What is causing EventStore to throw ConcurrencyException so easily?

Using JOliver EventStore 3.0, and just getting started with simple samples.
I have a simple pub/sub CQRS implementation using NServiceBus. A client sends commands on the bus, a domain server recieves and processes the commands and stores events to the eventstore, which are then published on the bus by the eventstore's dispatcher. a read-model server then subscribes to those events to update the read-model. Nothing fancy, pretty much by-the-book.
It is working, but just in simple tests I am getting lots of concurrency exceptions (intermittantly) on the domain server when the event is stored to the EventStore. It properly retries, but sometimes it hits the 5 retry limit and the command ends up on the error queue.

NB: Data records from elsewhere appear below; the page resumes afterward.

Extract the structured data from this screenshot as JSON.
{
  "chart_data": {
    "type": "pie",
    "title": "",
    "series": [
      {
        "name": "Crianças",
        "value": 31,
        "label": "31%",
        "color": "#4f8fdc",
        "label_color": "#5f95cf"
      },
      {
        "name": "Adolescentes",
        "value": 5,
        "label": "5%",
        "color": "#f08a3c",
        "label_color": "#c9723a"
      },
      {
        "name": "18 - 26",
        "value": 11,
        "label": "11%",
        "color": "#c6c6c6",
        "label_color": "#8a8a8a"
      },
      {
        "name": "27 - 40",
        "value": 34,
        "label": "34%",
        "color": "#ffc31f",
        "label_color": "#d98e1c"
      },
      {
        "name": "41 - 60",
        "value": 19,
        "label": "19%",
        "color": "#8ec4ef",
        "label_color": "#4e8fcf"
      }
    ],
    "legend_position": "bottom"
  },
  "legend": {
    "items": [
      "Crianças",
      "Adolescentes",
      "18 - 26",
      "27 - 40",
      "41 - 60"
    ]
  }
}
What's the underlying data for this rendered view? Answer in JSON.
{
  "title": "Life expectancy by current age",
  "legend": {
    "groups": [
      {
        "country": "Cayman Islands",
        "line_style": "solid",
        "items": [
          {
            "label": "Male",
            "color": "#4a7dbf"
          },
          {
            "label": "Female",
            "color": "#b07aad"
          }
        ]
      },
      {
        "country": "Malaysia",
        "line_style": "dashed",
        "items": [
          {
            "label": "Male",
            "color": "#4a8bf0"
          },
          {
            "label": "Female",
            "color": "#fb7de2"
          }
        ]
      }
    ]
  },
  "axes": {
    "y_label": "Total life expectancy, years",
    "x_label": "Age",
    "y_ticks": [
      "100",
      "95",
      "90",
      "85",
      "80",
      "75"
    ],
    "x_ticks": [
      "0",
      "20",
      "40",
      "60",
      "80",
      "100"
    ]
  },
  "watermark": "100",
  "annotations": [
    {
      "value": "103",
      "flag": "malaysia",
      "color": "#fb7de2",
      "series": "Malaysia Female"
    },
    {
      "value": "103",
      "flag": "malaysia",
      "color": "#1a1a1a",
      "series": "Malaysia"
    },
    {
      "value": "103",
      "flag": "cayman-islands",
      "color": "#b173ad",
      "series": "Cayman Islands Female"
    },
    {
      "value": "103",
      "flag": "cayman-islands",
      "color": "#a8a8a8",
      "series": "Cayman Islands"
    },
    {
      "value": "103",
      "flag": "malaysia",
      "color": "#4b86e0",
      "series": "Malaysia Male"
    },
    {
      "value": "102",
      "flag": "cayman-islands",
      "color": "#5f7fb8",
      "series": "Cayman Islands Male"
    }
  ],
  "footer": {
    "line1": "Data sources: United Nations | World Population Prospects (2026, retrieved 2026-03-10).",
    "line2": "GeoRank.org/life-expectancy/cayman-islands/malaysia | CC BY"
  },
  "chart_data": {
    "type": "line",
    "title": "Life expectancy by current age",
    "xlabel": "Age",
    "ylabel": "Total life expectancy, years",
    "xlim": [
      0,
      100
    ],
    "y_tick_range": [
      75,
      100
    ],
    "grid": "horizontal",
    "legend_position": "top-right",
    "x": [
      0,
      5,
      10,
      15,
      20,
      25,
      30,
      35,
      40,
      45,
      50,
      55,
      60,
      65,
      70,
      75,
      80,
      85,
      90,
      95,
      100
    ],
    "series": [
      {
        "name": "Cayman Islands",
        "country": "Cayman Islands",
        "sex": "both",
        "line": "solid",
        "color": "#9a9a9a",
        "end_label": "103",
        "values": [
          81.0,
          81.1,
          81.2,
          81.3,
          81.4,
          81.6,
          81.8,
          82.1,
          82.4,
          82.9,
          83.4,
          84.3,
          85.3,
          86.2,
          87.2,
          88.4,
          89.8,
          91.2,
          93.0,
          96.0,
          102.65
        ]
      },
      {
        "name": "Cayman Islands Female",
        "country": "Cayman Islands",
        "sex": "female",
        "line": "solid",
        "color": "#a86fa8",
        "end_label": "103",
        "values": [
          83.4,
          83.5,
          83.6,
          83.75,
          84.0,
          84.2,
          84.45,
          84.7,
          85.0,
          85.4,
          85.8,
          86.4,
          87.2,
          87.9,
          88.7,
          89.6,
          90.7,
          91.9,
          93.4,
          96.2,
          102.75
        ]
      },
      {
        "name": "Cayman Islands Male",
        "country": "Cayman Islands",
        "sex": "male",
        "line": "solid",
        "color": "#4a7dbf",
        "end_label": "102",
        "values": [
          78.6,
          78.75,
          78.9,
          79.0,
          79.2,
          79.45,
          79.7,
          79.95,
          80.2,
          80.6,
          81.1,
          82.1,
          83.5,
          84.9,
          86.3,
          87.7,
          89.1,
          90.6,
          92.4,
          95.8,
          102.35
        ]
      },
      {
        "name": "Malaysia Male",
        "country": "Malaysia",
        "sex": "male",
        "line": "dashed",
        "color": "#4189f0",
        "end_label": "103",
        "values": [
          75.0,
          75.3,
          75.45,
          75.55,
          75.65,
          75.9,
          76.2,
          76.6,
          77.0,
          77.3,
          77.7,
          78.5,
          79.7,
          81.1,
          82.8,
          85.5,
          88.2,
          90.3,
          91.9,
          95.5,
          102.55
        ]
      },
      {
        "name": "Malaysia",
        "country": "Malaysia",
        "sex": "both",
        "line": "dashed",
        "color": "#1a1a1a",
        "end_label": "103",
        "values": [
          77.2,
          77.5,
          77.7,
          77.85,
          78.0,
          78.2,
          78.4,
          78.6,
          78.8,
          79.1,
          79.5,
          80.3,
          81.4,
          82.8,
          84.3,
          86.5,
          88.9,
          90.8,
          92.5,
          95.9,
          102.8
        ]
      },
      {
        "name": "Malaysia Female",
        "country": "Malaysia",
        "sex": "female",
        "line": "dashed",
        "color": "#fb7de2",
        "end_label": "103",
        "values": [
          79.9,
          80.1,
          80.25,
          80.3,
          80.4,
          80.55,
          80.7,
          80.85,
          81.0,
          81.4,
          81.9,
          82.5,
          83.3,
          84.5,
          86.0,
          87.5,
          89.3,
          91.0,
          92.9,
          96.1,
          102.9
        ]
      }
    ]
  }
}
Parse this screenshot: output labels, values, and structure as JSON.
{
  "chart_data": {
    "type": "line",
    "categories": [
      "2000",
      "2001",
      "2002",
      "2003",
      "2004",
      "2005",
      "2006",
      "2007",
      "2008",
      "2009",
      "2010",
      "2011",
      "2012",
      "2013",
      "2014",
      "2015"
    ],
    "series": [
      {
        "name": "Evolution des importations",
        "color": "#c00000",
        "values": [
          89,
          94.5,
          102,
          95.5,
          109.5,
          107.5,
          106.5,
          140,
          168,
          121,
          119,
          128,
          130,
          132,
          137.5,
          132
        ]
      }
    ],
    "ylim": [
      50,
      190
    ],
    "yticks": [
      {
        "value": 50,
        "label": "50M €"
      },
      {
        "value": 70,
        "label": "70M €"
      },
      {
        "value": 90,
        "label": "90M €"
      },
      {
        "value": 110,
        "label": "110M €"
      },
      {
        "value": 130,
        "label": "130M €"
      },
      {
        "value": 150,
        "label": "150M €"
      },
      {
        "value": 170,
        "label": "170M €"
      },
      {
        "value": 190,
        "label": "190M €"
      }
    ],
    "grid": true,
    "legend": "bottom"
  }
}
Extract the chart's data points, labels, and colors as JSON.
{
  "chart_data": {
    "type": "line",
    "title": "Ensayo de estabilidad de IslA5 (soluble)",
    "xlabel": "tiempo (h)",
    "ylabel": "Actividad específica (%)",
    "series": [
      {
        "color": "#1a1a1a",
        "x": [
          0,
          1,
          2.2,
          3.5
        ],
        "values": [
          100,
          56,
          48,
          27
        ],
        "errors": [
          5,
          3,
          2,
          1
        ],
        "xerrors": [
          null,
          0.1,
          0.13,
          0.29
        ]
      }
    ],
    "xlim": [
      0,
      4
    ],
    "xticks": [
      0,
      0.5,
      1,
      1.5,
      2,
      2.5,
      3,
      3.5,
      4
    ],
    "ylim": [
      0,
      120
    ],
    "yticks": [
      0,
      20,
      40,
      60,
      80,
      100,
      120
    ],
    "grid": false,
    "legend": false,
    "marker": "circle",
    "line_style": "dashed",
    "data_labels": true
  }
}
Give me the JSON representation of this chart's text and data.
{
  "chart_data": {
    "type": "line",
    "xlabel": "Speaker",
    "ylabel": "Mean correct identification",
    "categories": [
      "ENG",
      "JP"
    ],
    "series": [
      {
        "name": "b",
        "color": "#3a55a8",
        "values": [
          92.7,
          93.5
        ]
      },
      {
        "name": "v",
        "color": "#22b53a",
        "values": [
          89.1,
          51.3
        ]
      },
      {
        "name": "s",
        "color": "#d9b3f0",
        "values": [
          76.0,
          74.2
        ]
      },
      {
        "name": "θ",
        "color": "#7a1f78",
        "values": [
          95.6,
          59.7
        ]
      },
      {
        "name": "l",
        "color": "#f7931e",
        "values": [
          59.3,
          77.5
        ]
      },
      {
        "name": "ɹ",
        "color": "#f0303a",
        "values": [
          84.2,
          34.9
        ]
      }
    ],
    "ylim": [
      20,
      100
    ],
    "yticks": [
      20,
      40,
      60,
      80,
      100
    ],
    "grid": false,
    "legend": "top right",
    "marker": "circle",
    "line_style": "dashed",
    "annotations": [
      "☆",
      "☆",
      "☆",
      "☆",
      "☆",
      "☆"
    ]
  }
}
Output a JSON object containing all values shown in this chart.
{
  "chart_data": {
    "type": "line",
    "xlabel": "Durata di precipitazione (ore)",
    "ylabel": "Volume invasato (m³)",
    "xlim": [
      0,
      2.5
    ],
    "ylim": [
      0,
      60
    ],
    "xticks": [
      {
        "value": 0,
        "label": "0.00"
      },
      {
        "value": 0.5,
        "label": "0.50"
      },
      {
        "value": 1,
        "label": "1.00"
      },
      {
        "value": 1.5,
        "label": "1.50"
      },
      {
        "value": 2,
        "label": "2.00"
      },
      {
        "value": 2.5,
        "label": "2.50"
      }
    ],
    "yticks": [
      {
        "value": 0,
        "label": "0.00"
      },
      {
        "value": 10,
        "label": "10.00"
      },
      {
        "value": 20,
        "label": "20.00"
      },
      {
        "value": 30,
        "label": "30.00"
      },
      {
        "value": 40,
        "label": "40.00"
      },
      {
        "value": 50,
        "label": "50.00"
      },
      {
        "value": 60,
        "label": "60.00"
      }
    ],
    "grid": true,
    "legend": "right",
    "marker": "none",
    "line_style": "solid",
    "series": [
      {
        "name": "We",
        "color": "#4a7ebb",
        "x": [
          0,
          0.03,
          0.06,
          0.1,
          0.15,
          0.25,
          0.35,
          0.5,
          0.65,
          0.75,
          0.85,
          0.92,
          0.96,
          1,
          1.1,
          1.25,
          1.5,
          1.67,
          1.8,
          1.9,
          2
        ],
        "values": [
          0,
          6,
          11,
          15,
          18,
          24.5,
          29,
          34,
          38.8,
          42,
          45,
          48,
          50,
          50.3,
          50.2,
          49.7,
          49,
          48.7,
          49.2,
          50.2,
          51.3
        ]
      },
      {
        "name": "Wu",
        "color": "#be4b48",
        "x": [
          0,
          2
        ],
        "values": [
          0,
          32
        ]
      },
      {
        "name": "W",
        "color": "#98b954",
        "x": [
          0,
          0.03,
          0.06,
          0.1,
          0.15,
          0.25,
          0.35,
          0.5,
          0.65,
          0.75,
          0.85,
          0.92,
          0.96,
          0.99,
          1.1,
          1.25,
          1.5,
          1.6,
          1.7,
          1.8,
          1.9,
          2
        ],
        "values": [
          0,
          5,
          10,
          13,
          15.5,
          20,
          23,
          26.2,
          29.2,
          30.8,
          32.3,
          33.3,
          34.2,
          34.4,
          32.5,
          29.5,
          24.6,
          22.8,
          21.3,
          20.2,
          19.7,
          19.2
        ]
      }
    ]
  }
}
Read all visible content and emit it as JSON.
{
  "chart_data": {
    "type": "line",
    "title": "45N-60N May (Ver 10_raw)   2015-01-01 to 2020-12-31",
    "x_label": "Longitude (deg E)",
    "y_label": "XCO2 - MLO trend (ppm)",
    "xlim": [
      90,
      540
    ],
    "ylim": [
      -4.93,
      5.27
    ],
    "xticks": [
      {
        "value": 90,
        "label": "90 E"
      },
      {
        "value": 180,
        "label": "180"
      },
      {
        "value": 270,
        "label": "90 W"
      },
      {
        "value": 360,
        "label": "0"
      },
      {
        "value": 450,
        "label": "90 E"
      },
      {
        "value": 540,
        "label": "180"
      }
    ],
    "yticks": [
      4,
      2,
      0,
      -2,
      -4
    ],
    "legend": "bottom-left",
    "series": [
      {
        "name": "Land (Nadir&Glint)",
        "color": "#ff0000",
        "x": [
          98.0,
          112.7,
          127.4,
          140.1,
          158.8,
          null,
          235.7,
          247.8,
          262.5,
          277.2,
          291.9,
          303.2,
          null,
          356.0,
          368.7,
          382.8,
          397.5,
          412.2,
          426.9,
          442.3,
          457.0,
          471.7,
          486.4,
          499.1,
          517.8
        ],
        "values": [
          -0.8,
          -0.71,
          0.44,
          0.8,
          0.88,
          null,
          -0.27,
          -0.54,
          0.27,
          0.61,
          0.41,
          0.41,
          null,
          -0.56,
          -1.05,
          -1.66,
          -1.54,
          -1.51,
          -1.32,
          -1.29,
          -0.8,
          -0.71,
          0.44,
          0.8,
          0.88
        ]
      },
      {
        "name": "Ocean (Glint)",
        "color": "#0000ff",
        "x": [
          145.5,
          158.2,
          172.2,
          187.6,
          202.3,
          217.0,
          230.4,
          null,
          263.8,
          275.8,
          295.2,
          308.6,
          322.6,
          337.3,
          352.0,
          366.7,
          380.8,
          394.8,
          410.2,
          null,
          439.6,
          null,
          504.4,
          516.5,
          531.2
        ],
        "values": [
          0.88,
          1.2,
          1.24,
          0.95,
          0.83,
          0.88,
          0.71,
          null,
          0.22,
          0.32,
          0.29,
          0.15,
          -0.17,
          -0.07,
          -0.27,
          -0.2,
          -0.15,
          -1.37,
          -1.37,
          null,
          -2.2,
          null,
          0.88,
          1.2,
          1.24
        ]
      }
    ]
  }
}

Where could I start investigating to see what is causing the concurrency exception? I remove the dispatcher and just focus on storing events and it has the same issue.
I'm using RavenDB for persistence of my EventStore. I'm not doing anything fancy, just this:
using (var stream = eventStore.OpenStream(entityId, 0, int.MaxValue))
{
stream.Add(new EventMessage { Body = myEvent });
stream.CommitChanges(Guid.NewGuid());
}
The stack trace for the exception looks like this:
2012-03-17 18:34:01,166 [Worker.14] WARN
NServiceBus.Unicast.UnicastBus [(null)] <(null)> -
EmployeeCommandHandler failed handling message.
EventStore.ConcurrencyException: Exception of type
'EventStore.ConcurrencyException' was thrown. at
EventStore.OptimisticPipelineHook.PreCommit(Commit attempt) in
c:\Code\public\EventStore\src\proj\EventStore.Core\OptimisticPipelineHook.cs:line
55 at EventStore.OptimisticEventStore.Commit(Commit attempt) in
c:\Code\public\EventStore\src\proj\EventStore.Core\OptimisticEventStore.cs:line
90 at EventStore.OptimisticEventStream.PersistChanges(Guid
commitId) in
c:\Code\public\EventStore\src\proj\EventStore.Core\OptimisticEventStream.cs:line
168 at EventStore.OptimisticEventStream.CommitChanges(Guid
commitId) in
c:\Code\public\EventStore\src\proj\EventStore.Core\OptimisticEventStream.cs:line
149 at CQRSTest3.Domain.Extensions.StoreEvent(IStoreEvents
eventStore, Guid entityId, Object evt) in
C:\dev\test\CQRSTest3\CQRSTest3.Domain\Extensions.cs:line 13 at
CQRSTest3.Domain.ComandHandlers.EmployeeCommandHandler.Handle(ChangeEmployeeSalary
message) in
C:\dev\test\CQRSTest3\CQRSTest3.Domain\ComandHandlers\Emplo
yeeCommandHandler.cs:line 55
I figured it out. Had to dig through source code to find it though. I wish this was better documented! Here's my new eventstore wireup:
EventStore = Wireup.Init()
.UsingRavenPersistence("RavenDB")
.ConsistentQueries()
.InitializeStorageEngine()
.Build();
I had to add .ConsistentQueries() in order for the raven persistence provider to internally use WaitForNonStaleResults on the queries eventstore was making to raven.
Basically when I add a new event, and then try to add another before raven has caught up with indexing, the stream revision was not up to date. The second event would step on the first one.